11 juin 2024 | Blog, Blog 2024, Communication, Marketing | Par Christophe Lachnitt
Médias à l’ère de l’intelligence artificielle générative : tous à la niche ?
Cette technologie promet d’accélérer la dérive engagée sous les effets de la révolution numérique vers un univers médiatique caractérisé par une double spécialisation, thématique et idéologique, qui risque d’être une double limitation.
La révolution numérique a produit une balkanisation médiatique devenue proverbiale. En passant aux bits, ce marché a mondialisé l’accès aux consommateurs de contenus et aux annonceurs, abattant les monopoles éditoriaux les plus solides. Internet a donné naissance à un nombre illimité de canaux sur tous les sujets, abaissant la barrière à l’entrée dans ce domaine à un niveau purement symbolique. Et, avec les réseaux sociaux, chaque internaute est devenu un émetteur, rapetissant considérablement l’avantage compétitif des contenus produits professionnellement. D’un secteur d’activité souverain, les médias sont devenus une activité triviale pour tout un chacun.
Partant, la consommation médiatique n’a cessé de croître et de s’éparpiller : aujourd’hui, les Américains passent quotidiennement 11 heures à lire, écouter, regarder ou interagir avec des médias. Plus d’un milliard de Stories sont partagées sur les applications de Meta chaque jour et 694 000 heures de vidéos regardées sur YouTube chaque minute. Peut-être surtout, plus de 39 000 comptes TikTok disposent au moins d’un million d’abonnés, challengeant la notion de micro-influenceur d’antan.
Face à ce déferlement numérique populaire, les médias traditionnels se défendent comme ils peuvent : l’an dernier, 516 séries télévisées furent produites outre-Atlantique, soit l’équivalent d’une tous les 1,4 jour. Il suffit d’observer le marasme stratégique et patrimonial dans lequel se trouve Paramount Global (anciennement ViacomCBS) pour prendre conscience que la crise des médias est générale et n’est pas circonscrite aux organes d’information comme on le croit trop souvent.

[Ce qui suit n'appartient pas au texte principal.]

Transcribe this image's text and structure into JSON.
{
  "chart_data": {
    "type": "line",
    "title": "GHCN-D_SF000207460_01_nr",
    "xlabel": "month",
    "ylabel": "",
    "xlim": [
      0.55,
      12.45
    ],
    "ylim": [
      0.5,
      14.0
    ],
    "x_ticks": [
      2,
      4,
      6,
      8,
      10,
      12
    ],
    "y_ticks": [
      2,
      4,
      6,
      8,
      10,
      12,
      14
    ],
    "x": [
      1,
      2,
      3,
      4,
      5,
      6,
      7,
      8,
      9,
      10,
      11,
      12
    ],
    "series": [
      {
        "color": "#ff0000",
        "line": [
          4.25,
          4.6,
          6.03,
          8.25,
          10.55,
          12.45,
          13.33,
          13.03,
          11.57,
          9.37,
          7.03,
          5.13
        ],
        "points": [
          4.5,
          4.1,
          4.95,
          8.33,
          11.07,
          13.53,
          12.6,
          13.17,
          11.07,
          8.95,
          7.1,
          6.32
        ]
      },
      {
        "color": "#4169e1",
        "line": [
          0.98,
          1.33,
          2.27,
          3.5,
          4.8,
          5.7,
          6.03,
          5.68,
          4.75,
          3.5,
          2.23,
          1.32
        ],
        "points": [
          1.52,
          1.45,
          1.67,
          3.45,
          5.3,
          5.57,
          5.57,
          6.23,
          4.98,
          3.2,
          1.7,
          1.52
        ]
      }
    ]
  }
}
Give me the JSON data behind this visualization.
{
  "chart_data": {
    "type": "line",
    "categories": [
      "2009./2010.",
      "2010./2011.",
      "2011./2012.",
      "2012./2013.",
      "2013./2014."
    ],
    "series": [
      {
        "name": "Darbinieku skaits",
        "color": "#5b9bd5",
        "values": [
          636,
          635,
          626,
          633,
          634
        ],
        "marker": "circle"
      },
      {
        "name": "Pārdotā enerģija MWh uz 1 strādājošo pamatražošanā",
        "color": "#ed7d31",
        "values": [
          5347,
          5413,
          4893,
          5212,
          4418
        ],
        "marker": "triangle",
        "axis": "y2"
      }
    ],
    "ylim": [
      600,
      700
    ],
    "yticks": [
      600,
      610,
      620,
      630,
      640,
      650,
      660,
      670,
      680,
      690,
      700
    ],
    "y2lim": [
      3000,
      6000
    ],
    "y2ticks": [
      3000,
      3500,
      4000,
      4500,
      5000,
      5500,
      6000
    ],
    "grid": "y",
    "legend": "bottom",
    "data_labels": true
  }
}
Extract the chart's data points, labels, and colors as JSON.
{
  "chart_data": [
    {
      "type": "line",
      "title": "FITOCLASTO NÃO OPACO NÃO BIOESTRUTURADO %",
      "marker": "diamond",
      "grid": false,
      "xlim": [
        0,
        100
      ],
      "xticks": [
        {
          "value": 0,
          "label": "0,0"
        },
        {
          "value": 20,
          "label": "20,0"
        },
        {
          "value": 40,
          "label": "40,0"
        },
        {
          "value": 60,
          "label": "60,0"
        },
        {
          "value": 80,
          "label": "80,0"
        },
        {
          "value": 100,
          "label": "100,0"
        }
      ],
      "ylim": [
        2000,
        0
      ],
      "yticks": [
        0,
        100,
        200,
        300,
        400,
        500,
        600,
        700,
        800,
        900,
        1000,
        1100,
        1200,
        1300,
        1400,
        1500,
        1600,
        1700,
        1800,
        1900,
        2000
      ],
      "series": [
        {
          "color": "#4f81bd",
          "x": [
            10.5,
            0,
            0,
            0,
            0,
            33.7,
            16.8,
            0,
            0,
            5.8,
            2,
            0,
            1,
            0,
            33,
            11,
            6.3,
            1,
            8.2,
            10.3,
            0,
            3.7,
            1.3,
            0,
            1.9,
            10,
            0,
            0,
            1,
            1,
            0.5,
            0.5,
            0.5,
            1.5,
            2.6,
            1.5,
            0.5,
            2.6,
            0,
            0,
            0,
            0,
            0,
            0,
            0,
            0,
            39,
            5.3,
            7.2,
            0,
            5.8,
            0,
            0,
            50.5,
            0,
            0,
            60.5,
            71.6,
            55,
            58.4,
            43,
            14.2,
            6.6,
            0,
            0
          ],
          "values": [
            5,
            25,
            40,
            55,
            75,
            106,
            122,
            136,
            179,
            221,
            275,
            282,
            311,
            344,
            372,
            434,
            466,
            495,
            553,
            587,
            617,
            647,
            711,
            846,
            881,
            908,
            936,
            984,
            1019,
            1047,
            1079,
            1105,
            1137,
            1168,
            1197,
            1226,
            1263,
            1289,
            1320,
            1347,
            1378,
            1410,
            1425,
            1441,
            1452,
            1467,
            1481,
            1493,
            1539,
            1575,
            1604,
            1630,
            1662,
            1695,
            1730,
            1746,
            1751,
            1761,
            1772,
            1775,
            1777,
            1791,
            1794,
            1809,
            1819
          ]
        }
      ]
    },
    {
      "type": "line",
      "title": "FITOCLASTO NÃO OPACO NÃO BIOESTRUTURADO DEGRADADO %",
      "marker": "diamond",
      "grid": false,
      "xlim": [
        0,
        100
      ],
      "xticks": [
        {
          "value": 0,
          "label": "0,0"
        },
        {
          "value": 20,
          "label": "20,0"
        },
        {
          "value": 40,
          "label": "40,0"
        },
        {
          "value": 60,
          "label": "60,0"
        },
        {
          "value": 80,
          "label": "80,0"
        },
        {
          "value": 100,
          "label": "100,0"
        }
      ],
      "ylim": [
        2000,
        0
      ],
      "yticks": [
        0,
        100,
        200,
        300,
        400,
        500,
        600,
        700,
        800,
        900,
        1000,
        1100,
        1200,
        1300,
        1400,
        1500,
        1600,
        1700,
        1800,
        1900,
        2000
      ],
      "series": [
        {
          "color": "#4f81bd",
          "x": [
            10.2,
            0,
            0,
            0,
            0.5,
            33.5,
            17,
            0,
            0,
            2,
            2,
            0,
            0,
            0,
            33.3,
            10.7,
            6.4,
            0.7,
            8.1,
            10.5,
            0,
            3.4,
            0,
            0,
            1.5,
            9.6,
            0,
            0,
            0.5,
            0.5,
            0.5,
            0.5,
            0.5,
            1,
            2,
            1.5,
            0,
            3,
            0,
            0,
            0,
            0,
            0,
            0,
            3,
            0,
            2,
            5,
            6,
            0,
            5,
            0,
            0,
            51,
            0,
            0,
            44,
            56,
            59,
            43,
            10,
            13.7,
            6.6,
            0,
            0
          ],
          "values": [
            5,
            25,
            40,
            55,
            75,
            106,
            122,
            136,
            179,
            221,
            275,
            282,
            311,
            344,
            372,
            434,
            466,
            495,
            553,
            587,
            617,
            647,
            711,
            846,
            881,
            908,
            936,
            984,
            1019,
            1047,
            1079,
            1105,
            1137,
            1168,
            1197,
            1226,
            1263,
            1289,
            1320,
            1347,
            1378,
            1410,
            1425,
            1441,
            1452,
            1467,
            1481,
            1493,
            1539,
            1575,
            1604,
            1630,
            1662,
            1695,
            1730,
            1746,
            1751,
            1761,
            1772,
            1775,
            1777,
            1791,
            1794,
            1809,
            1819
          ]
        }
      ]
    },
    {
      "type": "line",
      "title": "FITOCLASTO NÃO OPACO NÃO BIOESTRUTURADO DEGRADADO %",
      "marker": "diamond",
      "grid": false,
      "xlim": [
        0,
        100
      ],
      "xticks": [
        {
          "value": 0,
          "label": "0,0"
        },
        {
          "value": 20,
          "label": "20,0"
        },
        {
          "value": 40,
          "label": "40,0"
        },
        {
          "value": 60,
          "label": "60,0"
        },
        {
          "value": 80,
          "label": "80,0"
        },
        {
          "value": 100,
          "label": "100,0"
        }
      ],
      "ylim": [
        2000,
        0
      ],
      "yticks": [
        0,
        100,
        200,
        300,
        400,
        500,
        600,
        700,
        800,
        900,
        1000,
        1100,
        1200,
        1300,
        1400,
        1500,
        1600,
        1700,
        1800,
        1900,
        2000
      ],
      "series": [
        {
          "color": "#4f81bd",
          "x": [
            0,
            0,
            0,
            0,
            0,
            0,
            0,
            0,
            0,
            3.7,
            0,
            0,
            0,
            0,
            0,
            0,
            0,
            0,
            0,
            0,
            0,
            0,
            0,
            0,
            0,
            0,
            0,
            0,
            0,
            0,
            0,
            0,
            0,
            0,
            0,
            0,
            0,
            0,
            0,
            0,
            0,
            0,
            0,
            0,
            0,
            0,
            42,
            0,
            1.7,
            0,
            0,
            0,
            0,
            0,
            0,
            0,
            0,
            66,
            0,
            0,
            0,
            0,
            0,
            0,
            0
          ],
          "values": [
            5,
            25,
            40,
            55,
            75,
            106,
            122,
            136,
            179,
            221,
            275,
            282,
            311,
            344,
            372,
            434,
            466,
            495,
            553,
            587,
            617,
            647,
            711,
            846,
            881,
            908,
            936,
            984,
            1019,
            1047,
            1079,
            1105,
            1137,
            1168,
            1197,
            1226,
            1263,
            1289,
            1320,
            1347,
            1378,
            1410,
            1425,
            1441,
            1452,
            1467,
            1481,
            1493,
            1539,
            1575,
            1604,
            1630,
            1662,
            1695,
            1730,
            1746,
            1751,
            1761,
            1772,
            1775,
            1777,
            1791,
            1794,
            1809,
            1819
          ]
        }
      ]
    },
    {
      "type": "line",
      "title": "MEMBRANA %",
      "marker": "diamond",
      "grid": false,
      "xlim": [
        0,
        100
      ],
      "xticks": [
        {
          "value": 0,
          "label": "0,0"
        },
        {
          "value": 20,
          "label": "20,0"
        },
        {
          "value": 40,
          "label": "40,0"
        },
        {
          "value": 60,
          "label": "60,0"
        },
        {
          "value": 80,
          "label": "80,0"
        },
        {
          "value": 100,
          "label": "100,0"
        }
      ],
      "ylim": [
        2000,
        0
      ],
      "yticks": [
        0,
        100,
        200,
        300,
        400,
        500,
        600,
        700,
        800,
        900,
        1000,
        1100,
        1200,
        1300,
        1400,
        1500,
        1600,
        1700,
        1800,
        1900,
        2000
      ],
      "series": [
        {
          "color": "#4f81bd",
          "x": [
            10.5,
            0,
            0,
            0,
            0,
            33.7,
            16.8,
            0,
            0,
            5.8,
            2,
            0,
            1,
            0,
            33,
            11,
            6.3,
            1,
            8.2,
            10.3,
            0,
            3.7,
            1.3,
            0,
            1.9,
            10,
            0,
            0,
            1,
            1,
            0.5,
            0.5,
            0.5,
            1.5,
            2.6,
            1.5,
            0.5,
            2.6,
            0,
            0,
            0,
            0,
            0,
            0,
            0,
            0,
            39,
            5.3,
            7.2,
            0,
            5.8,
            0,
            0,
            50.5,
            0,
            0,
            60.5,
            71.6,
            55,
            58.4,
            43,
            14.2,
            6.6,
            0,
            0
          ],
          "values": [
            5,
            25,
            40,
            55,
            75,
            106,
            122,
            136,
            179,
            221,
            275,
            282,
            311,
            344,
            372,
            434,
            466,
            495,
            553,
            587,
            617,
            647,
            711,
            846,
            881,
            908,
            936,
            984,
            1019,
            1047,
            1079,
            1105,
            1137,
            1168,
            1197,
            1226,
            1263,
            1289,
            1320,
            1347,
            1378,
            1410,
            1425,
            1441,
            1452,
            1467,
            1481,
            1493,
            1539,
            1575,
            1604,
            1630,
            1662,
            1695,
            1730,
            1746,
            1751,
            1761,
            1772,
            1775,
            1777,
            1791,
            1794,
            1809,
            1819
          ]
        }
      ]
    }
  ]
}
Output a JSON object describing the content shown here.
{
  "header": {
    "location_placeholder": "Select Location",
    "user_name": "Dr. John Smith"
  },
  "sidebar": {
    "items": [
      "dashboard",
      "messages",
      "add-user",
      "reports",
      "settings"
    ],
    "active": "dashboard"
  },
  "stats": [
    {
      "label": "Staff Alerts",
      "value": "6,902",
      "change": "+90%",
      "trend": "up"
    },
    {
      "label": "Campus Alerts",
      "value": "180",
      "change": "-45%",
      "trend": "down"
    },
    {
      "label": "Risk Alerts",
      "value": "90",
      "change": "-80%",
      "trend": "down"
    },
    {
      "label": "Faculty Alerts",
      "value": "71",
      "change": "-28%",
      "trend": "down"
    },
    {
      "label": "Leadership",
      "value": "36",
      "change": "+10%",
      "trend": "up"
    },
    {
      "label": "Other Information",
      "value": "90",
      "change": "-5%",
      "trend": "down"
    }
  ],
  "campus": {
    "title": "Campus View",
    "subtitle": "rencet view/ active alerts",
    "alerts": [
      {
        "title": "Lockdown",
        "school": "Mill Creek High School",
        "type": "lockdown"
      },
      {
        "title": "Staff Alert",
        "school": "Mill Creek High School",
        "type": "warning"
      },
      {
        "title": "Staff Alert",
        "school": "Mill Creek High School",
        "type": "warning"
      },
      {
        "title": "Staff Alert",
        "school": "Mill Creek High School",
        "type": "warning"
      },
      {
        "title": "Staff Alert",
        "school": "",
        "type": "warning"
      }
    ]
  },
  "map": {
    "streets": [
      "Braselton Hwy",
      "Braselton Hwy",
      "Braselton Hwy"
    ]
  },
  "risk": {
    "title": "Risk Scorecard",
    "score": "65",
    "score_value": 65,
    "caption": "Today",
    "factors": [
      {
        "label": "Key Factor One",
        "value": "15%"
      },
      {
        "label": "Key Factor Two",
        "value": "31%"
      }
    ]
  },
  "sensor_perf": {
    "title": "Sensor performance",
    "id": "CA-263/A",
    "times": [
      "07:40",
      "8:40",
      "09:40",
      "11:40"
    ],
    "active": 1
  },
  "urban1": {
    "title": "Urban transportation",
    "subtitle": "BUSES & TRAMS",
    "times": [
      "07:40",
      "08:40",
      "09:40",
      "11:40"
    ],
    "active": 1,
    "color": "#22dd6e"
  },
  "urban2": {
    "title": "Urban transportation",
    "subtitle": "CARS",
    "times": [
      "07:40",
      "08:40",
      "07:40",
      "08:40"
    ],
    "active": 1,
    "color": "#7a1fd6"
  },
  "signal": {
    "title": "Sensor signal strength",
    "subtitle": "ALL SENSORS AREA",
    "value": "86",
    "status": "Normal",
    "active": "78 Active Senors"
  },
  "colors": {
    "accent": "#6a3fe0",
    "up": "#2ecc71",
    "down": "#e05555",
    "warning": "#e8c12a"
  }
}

L’intelligence artificielle générative va produire au moins deux effets sur cet univers médiatique :
- Une banalisation encore plus forte des contenus d’information que les chatbots et autres futures interfaces homme-machine génératives vont synthétiser de manière personnalisée pour chacun de leurs utilisateurs. Les médias d’information, qui se plaignaient de l’utilisation de leurs liens URL par Facebook et Google, sans accepter qu’elle constituait largement une publicité pour leurs contenus, vont regretter ce qui pourrait leur sembler un âge d’or lorsque leurs revenus seront plus encore attaqués, et cette fois de manière réellement léonine, par ces applications.
- La qualité des contenus que chaque internaute va pouvoir concevoir va être au niveau des productions les plus professionnelles. Demain, on ne distinguera même plus les contenus générés par les utilisateurs (user generated content ou UGC) des autres contenus, comme on l’a fait jusqu’à présent pour souligner leur amateurisme. Dès lors, la compétition pour l’attention sera plus égale, et donc plus féroce, encore qu’elle ne l’est aujourd’hui.
Dans ce contexte, il me semble que les médias de niche, qui ont déjà connu une explosion à l’ère d’Internet (le fameux concept de “long tail” appliqué à la diffusion de contenus) et des groupes Facebook, vont prospérer comme jamais à l’ère de l’intelligence artificielle générative. Cette technologie propose en effet une moyenne des contenus produits par les humains. Il ne faut pas en attendre, dans son application généraliste à la ChatGPT du moins, de prises de position marquantes, que son fonctionnement statistique prévient, ou d’approfondissement de sujets jugés secondaires, que le recours endogamique à des données de formation synthétiques rendrait difficile.
Le triomphe des médias de niche politiques et thématiques, rendu possible par les capacités de création sans précédent mises à la disposition de leurs auteurs, pourrait représenter une double limitation. Sur le plan politique, les médias d’information qui prospéreront à l’avenir seront des médias d’opinion, ce qui ne fera que renforcer le phénomène constaté à cet égard depuis vingt ans et aggraver la polarisation idéologique ambiante. Sur le plan thématique, nous pourrions aussi assister à une forme de radicalisation, les penchants les plus incongrus trouvant un champ d’expression démesuré.
Dans les deux cas, la capacité d’une Société à créer du commun serait sérieusement menacée.